Однако не награды удостоился славный город, но новый притеснений. Усобица, разодравшая вскоре Литовское княжество, отозвалась и в его стенах. Верх в нем брали то одни, то другие - призывали на помощь то одних, то других чужеземцев, и каждый новый хозяин устраивал кровавую резню, истребляя противников внутри стен. Восемь лет трясло землю, и восемь лет бились свои со своими в городе. Потом все успокоилось, но усилилась за это время ранее неприметная Москва, и уже она протягивала руки к окрестным землям.
Трижды ходили из Москвы на Смоленск, и лишь на третий раз покорился город новому господину. А Москва, завладев этим городом, упускать его не собиралась. Долго он был опорой московской власти в западных краях, и в пору Баториева нахождения все ждали, что тот двинет войска на Смоленск. Но под Смоленском оказалась лишь малая рать Батория, разбитая князем Хворостининым, основные силы поляки двинули на Псков. Псков оказался врагу не по зубам, однако многие боялись, как бы подобное не случилось со Смоленском. И незадолго до начала Лихолетья известным зодчим Федором Конем воздвигнут был тут кремль, крепче и выше которого было не сыскать ни на Руси - ни в заморских странах.
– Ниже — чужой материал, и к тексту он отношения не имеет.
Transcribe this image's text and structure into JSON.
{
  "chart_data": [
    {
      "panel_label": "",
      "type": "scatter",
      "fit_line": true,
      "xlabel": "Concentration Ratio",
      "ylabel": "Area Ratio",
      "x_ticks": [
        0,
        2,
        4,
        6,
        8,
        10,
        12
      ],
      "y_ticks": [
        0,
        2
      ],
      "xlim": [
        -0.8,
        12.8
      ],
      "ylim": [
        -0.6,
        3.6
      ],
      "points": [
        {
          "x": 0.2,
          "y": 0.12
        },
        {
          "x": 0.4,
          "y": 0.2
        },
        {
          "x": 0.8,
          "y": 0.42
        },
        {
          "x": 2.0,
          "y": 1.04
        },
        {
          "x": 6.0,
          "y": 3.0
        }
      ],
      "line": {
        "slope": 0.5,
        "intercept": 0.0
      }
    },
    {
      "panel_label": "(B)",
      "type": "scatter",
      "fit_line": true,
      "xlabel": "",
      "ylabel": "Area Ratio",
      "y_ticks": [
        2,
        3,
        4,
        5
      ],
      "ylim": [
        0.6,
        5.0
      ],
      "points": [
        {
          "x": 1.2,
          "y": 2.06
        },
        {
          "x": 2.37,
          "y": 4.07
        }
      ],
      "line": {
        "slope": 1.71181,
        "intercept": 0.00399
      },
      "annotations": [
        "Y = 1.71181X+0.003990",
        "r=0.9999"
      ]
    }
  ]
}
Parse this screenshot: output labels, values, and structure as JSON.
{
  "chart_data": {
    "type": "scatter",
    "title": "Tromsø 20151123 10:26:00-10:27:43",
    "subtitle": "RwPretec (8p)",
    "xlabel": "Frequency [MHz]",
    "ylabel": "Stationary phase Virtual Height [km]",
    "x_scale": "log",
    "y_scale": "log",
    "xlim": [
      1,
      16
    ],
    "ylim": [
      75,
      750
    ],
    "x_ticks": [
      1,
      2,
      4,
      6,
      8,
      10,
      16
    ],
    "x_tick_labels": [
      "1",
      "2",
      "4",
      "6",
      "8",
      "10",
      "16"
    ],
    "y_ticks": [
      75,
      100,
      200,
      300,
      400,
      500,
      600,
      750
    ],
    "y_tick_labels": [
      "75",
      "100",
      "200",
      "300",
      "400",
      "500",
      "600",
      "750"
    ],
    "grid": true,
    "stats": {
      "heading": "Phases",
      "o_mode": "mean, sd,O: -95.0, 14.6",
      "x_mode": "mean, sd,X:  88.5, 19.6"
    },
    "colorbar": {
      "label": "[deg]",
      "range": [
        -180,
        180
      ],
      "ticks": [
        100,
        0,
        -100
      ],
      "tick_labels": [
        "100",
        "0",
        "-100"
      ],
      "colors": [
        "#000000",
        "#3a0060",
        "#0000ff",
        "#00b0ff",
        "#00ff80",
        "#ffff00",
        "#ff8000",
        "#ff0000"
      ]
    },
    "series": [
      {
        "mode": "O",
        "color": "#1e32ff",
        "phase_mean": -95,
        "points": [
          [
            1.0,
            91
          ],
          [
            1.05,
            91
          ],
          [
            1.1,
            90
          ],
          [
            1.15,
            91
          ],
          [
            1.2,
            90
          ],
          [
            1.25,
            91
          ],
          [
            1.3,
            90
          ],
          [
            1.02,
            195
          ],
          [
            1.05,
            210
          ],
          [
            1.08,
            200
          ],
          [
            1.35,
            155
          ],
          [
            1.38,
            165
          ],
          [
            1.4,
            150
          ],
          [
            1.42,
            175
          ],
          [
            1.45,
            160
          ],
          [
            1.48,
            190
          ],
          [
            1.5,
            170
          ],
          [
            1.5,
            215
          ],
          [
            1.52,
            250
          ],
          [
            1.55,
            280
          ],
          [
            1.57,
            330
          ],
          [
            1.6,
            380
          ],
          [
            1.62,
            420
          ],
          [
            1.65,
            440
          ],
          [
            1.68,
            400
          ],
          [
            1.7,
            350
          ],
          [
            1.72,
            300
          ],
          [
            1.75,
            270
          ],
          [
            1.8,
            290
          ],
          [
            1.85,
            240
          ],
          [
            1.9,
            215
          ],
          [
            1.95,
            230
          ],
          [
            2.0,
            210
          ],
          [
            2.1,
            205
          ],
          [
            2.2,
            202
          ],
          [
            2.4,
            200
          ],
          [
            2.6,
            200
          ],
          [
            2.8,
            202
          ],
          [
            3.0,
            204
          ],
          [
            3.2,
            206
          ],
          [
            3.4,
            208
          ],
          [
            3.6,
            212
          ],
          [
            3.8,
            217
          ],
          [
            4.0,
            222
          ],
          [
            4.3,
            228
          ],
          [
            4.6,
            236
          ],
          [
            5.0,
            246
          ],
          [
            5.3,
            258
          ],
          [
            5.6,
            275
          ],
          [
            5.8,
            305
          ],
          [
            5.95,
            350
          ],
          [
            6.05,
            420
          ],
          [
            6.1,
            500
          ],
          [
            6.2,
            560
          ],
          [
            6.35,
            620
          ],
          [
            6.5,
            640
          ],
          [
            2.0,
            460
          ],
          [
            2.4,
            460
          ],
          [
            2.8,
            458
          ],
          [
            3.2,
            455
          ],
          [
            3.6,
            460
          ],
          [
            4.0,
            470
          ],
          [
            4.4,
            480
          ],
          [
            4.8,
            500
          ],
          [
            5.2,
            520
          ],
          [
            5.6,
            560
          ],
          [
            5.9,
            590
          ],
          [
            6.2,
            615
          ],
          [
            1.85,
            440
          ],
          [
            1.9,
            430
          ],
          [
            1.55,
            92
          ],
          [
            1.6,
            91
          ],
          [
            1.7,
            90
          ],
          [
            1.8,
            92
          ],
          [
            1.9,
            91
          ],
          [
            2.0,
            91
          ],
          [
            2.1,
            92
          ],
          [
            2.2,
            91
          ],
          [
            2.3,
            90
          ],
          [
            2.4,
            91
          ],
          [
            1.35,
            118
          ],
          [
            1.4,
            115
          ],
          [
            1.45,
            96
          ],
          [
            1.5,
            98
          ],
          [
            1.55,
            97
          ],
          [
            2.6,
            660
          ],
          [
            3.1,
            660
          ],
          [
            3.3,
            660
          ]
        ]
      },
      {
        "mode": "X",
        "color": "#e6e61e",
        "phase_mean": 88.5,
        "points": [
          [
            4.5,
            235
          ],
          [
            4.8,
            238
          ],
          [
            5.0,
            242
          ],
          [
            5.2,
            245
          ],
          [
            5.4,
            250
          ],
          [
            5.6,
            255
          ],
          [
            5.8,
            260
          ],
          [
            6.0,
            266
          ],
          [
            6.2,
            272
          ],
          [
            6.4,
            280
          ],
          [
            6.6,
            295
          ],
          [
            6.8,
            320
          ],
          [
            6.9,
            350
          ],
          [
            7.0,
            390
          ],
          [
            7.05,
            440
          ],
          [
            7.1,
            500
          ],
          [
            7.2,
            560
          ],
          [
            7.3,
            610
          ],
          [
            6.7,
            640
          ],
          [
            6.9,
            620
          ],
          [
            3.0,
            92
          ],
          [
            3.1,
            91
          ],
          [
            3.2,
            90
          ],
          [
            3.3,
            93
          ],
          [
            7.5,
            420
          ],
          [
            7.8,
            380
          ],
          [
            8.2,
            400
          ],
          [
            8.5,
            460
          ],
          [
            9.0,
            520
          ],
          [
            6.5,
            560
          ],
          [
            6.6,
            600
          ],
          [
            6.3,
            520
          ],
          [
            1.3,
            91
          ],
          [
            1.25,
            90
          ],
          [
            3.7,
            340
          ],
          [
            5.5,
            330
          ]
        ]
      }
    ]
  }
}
Белокаменный кром с десятками башен, прикрывающих каждый заворот стены, увенчивал холм. Огромные белокаменные стены возвышались на пологих склонах, сбегавших к Днепру. Круглые и многоугольные башни с бойницами для ружейного и пушечного боя возносились ввысь на немыслимую высоту. Двое ворот открывали проход через город: одни - на реку, к мосту, другие - на юг, в поле.
Оглядев город с другого берега реки, Матвей поначалу подивился, как поляки вообще смогли взять такую крепость. Впрочем, Шеин рассказывал, что поляки и не могли его взять, пока были у него защитники, а в день последнего приступа во всем городе оставалось ратников меньше, чем было в передовом полку, посланном против него. Пушки громили стены день и ночь, подкопы и ходы протягивались под стены, и наконец, одна башня рухнула - и город был взят, ибо некому было его защитить.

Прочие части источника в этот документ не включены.